Data Importer Optimizations – Coder's Desiderata

Nobody wants a slow application. Efficiently optimizing your application takes experience and constraint. You don’t want to prematurely optimize, but you also don’t want to code something subpar that will contribute to your technical debt and put your app in the grave early.

There is a balance that needs to be struck. Knowing when and how to optimize needs to become second nature so that it doesn’t interfere with the development workflow. Producing something so that it can be demonstrated often is more important than optimizing in many cases.

This post will cover a few optimization techniques associated to reading from files and running SQL queries. These tests are written in PHP, an interpreted language, though the techniques can be applied to other languages as well.

The Script

The program is basically a data importer. It takes item data from the World of Warcraft API and updates a mySQL database. Before this script runs, the Warcraft JSON data is saved in a single file delimited by a newline character. This single file, which acts as a cache, allows me to focus on optimizing the local operations without network overhead.

XDebug Setup

XDebug for PHP has a useful profiling feature. When profiling is enabled, XDebug will store the profiling data in the directory specified, and the file can be read with KCacheGrind (Linux) or WinCachGrind (Windows).

[xdebug]
xdebug.profiler_enable=1
xdebug.profiler_output_dir=\Users\Justin\Misc Code\Profiling\php7

Optimizations and Tests

The complete dataset consists of 99,353 records. There are empty records which take up a newline, so the text file contains 127,000 lines.

Base Test

(Link)

I started off with a PHP script that was purposely designed to be slow. Each item was stored in its own cache file.

For each item:

Open the item specific data file
Check if there is JSON data (move onto next line of JSON if none)
Parse JSON
Query database for existing record
Execute insert if no existing record
Execute update if record exists

This took 2 hours and 37 mins. This is absolutely horrible. The good news is there are quite a few things that can be optimized here.

Here is one thing to keep in mind in regards to speed, the closer your data is stored to the processor, the faster it can be processed.

CPU Cache < Memory < Hard Drive < Local Daemon < Network/Internet.

MySQL Optimizations

(link)

Communicating with other applications, such as MySQL has overhead, it’s a bottleneck. Think about the steps involved in making that communication happen. There are sockets that need to be opened –which is not instantaneous, and then there’s the actual query where your application sends data to MySQL either through Linux Sockets or TCP/IP and then MySQL responds after doing its own crunching through the same means. There’s a lot going on there compared to reading memory or the hard drive.

I could have made the first test even worse by opening a new MySQL connection per query.

Upsert
So how do we get around this bottleneck? Given we must use MySQL, the answer is to to reduce the amount of back and forth.

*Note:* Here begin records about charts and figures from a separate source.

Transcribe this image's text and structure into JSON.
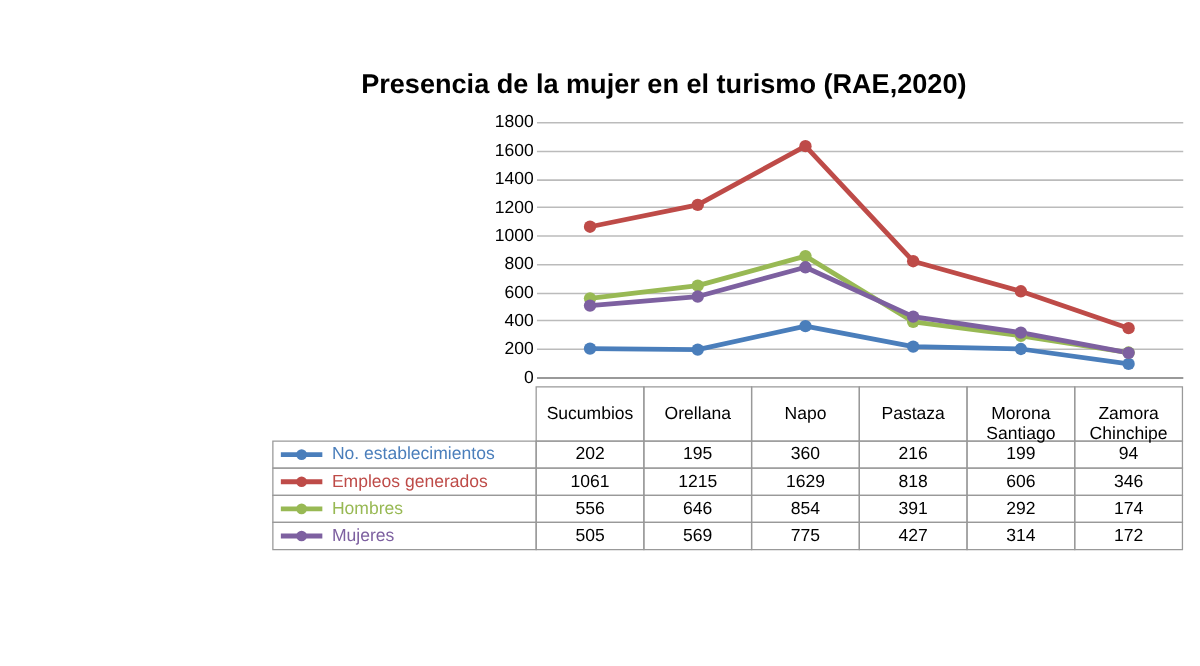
{
  "chart_data": {
    "type": "line",
    "title": "Presencia de la mujer en el turismo (RAE,2020)",
    "categories": [
      "Sucumbios",
      "Orellana",
      "Napo",
      "Pastaza",
      "Morona Santiago",
      "Zamora Chinchipe"
    ],
    "series": [
      {
        "name": "No. establecimientos",
        "color": "#4a7ebb",
        "values": [
          202,
          195,
          360,
          216,
          199,
          94
        ]
      },
      {
        "name": "Empleos generados",
        "color": "#be4b48",
        "values": [
          1061,
          1215,
          1629,
          818,
          606,
          346
        ]
      },
      {
        "name": "Hombres",
        "color": "#98b954",
        "values": [
          556,
          646,
          854,
          391,
          292,
          174
        ]
      },
      {
        "name": "Mujeres",
        "color": "#7d60a0",
        "values": [
          505,
          569,
          775,
          427,
          314,
          172
        ]
      }
    ],
    "ylim": [
      0,
      1800
    ],
    "yticks": [
      0,
      200,
      400,
      600,
      800,
      1000,
      1200,
      1400,
      1600,
      1800
    ],
    "grid": "y",
    "marker": "circle",
    "line_style": "solid",
    "data_labels": true,
    "legend": "bottom left"
  }
}
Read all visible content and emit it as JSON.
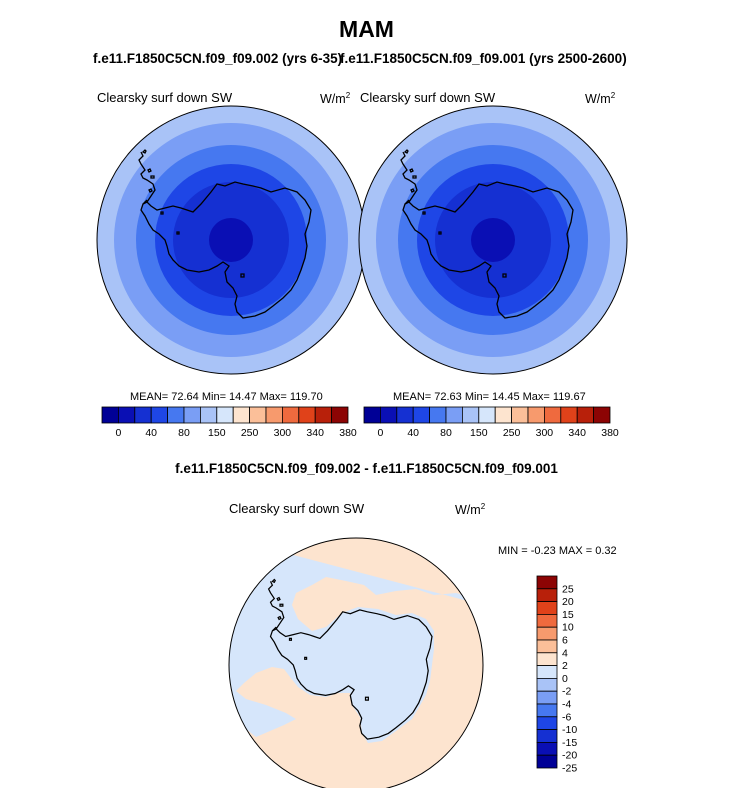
{
  "figure": {
    "season": "MAM",
    "left_case_title": "f.e11.F1850C5CN.f09_f09.002 (yrs 6-35)",
    "right_case_title": "f.e11.F1850C5CN.f09_f09.001 (yrs 2500-2600)",
    "diff_title": "f.e11.F1850C5CN.f09_f09.002 - f.e11.F1850C5CN.f09_f09.001"
  },
  "panels": {
    "left": {
      "variable": "Clearsky surf down SW",
      "units_base": "W/m",
      "units_exp": "2",
      "stats": "MEAN=  72.64  Min=  14.47  Max= 119.70"
    },
    "right": {
      "variable": "Clearsky surf down SW",
      "units_base": "W/m",
      "units_exp": "2",
      "stats": "MEAN=  72.63  Min=  14.45  Max= 119.67"
    },
    "diff": {
      "variable": "Clearsky surf down SW",
      "units_base": "W/m",
      "units_exp": "2",
      "stats": "MIN =  -0.23 MAX =   0.32"
    }
  },
  "colorbar_horizontal": {
    "colors": [
      "#000096",
      "#0a0fb4",
      "#1530d2",
      "#1e46e6",
      "#4678f0",
      "#7a9ef5",
      "#a9c3f7",
      "#d6e6fb",
      "#fde4cf",
      "#fbbf99",
      "#f79a6d",
      "#ef6a3e",
      "#e0421a",
      "#b8200a",
      "#8c0404"
    ],
    "ticks": [
      "0",
      "40",
      "80",
      "150",
      "250",
      "300",
      "340",
      "380"
    ],
    "tick_boundaries": [
      1,
      3,
      5,
      7,
      9,
      11,
      13,
      15
    ]
  },
  "colorbar_vertical": {
    "colors_top_to_bottom": [
      "#8c0404",
      "#b8200a",
      "#e0421a",
      "#ef6a3e",
      "#f79a6d",
      "#fbbf99",
      "#fde4cf",
      "#d6e6fb",
      "#a9c3f7",
      "#7a9ef5",
      "#4678f0",
      "#1e46e6",
      "#1530d2",
      "#0a0fb4",
      "#000096"
    ],
    "ticks_top_to_bottom": [
      "25",
      "20",
      "15",
      "10",
      "6",
      "4",
      "2",
      "0",
      "-2",
      "-4",
      "-6",
      "-10",
      "-15",
      "-20",
      "-25"
    ]
  },
  "map_colors": {
    "ring_colors_outer_to_inner": [
      "#a9c3f7",
      "#7a9ef5",
      "#4678f0",
      "#1e46e6",
      "#1530d2",
      "#0a0fb4"
    ],
    "diff_positive": "#fde4cf",
    "diff_negative": "#d6e6fb",
    "coastline": "#000000"
  },
  "chart_data": [
    {
      "type": "heatmap",
      "title": "Clearsky surf down SW",
      "subtitle": "f.e11.F1850C5CN.f09_f09.002 (yrs 6-35)",
      "units": "W/m2",
      "projection": "south polar stereographic",
      "mean": 72.64,
      "min": 14.47,
      "max": 119.7,
      "levels": [
        0,
        40,
        80,
        150,
        250,
        300,
        340,
        380
      ]
    },
    {
      "type": "heatmap",
      "title": "Clearsky surf down SW",
      "subtitle": "f.e11.F1850C5CN.f09_f09.001 (yrs 2500-2600)",
      "units": "W/m2",
      "projection": "south polar stereographic",
      "mean": 72.63,
      "min": 14.45,
      "max": 119.67,
      "levels": [
        0,
        40,
        80,
        150,
        250,
        300,
        340,
        380
      ]
    },
    {
      "type": "heatmap",
      "title": "Clearsky surf down SW",
      "subtitle": "f.e11.F1850C5CN.f09_f09.002 - f.e11.F1850C5CN.f09_f09.001",
      "units": "W/m2",
      "projection": "south polar stereographic",
      "min": -0.23,
      "max": 0.32,
      "levels": [
        -25,
        -20,
        -15,
        -10,
        -6,
        -4,
        -2,
        0,
        2,
        4,
        6,
        10,
        15,
        20,
        25
      ]
    }
  ]
}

MySQL supports an “upsert” syntax that will either insert or update a record with a single line of SQL.

Batch Queries
The PDO library allows queries to be batched so that multiples queries can be sent to the MySQL server at once. For inserts and updates, this is faster than just sending one query at a time.

Keep in mind that the script will block and wait for the MySQL response for each query. MySQL server is pretty efficient in processing queries and storing data, so any overhead in local memory or MySQL processing isn’t more than the overhead caused by the blocking from the individual queries.

This test executed in 10 minutes (compared to 157 minutes). That’s a pretty significant increase. But that’s still slow.

Single Cache File

(link)

While opening a file pointer is relatively fast compared to downloading the file from the internet, it is actually costly and adds up quickly. So I moved all the data into a single file.

This test executed in 2 minutes and 24 seconds. Another pretty nice jump in speed.

Caveat
One downside to this approach is it has made it more difficult to update individual records in our cache. While records are visually distinguishable in a text editor, in the raw data the newline is just another character which means finding the record and updating it becomes much more complex. This becomes a file structure issue, which is out of scope of the topic at hand.

Summary

Here were a few basic examples of optimizations to make your script or program run faster. Resources such as disk and network I/O are expensive. It takes time to open connections and file pointers, which will cause a program to block and not process anything else.

With the optimizations covered here, I was able to bring my script down from 157 minutes to a little below 2.5 minutes.

I have both a C++ and Java version I’m currently working on to see if I can get this timing down even further, and I will be covering that in another post.